Prior to CrowdFlower, Lukas worked at Powerset, a natural language search technology company that was acquired by Microsoft. Lukas has an MS in Computer Science and a BS in Mathematics from Stanford University. To catch up on the latest from Lukas, read his blog.
Lukas Biewald in his robotics lab.
Can you tell us more about the importance of training data in relation to AI?
People sometimes don’t think about training data as cool or important, but it is. When building an algorithm, you’re essentially taking training data and creating an algorithm based on what it sees from the data.
For example, if you want to build an AI tool to recognize cats and dogs, you’d collect and show it pictures of cats and dogs, as opposed to giving it tools or programming it. Then, as you collect and show it more training data, it really impacts the algorithm.
Algorithms need to see a lot more examples than humans, which makes AI work a lot less powerful than the human brain. But, algorithms can look at more examples than a human. So in domains where there are tons of training data that would be boring for a human to look at, but an algorithm can do amazing things with it.
Do you have an example of where an algorithm consumed more and more data and it was extremely beneficial to the end product?
I think one of the most amazing instances was when Google came out with their translation algorithm. It wasn’t perfect, and it still isn’t today, but when it first came out—it was much better than anything else.
And the reason why was because Google crawled the entire web in one language and translated it into another language.
Before this, the only thing that was available was one large corpus that was published by the European Union. This corpus was all government records published in the different languages that make up the EU. So probably not the best source for translating daily conversation.
The many translations of pflanze, or plant in German.
For example, in German, plant is ‘pflanze’ and factory is ‘fabrik,’ so every time the word ‘pflanze’ came up, the algorithm would translate the word to factory, which in government makes sense, but it’s not the right meaning for every use case. But there was no way that the algorithm could learn that without different examples that aren’t government records.

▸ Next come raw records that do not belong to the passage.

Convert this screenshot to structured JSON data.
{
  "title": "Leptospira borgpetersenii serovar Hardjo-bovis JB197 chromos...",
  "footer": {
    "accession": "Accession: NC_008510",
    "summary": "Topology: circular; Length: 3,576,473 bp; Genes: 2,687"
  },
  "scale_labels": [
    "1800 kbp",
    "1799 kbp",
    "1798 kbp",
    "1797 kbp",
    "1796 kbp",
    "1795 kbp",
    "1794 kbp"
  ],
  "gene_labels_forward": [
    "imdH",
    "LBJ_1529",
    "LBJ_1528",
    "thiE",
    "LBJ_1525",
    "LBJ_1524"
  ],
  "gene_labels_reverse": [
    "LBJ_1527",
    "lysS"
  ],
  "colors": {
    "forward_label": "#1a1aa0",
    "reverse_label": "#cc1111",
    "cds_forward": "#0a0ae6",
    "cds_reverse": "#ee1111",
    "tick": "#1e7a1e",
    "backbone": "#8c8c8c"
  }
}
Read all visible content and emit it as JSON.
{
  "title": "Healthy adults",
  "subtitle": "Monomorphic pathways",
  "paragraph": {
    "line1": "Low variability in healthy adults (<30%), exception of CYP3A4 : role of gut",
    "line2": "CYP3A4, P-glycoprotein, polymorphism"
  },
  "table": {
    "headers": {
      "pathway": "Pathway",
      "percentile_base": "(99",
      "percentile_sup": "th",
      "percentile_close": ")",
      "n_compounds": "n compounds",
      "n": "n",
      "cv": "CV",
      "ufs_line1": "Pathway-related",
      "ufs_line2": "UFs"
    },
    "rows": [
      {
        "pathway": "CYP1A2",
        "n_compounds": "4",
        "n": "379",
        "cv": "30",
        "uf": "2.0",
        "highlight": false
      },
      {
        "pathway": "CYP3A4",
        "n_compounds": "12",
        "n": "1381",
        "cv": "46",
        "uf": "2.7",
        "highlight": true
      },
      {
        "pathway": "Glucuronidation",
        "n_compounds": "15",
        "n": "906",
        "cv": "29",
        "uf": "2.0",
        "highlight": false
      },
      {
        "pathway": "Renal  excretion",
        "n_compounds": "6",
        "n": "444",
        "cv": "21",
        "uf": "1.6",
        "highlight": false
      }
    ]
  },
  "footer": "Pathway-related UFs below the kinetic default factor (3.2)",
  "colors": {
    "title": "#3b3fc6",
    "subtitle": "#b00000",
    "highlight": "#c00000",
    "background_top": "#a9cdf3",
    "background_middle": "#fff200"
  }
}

It sounds like there was a supply and demand issue. Was research limited by the available data?
Yes, ten years ago, I started CrowdFlower with training data specifically in mind to help fix this issue. At that time, most of the AI research was based on where researchers had specific data sets already available to them.
Now, we have greater access to data and we can do things like build self-driving cars. The work being done around self-driving cars is amazing. Tesla has been able to collect millions and millions of rows of vision data and put all of it into an algorithm for the self-driving car. The data shows where’s the road, sky, etc. It’s impressive.
A still from Tesla’s Self-Driving Demonstration video in 2016.
What are some of the most interesting datasets you’ve worked on over the years?
In the early days of CrowdFlower, Chris (co-Founder) and I, we were discussing which photo to put on our website, and the debate was around which photo made us look most trustworthy. We eventually created a website (FaceStat.com) to settle things, and asked people: how trustworthy do we look?
Screenshot of the FaceStat.com interface. (Source: Superficial Data Analysis - Exploring Millions of Social Stereotypes)
Quickly enough, all of our friends wanted to upload their photo and get the same feedback. So, we let our friends upload their photo if they would help us with labelling on CrowdFlower. Then the site took off. All of a sudden we had all this data with millions of images. Some people uploaded thousands of images of themselves.
As the site got more popular, we kept adding more and more questions to the site and we got an incredibly rich dataset. We learned that people are endlessly interested about themselves.
A Scatterplot chart of attractiveness versus age, colored by gender. Data from FaceStat.com. (Source: Superficial Data Analysis - Exploring Millions of Social Stereotypes)
You’ve been working in AI and data for over ten years, how have you seen the industry evolve over the years?
Years ago, I was on the R email list and most of the people on the list were statisticians. One time, I mentioned that I wanted to put a small record set, maybe a million, in-memory and everyone on the email list thought it was a preposterous idea. They even asked me if I heard of sampling. They couldn’t believe that I wanted to load a million records in-memory.
Back then, to visualize something, you only needed so much data. If you wanted to make a simple graph with a dataset, all you had to do was sample the data. But, also, if you wanted to zoom in on a piece of it, you still needed a substantial amount of data.
Today, with machine learning and modeling, we want and need gigantic datasets, but at the time no one saw the point. That feels so quaint now. It’s really interesting how things change.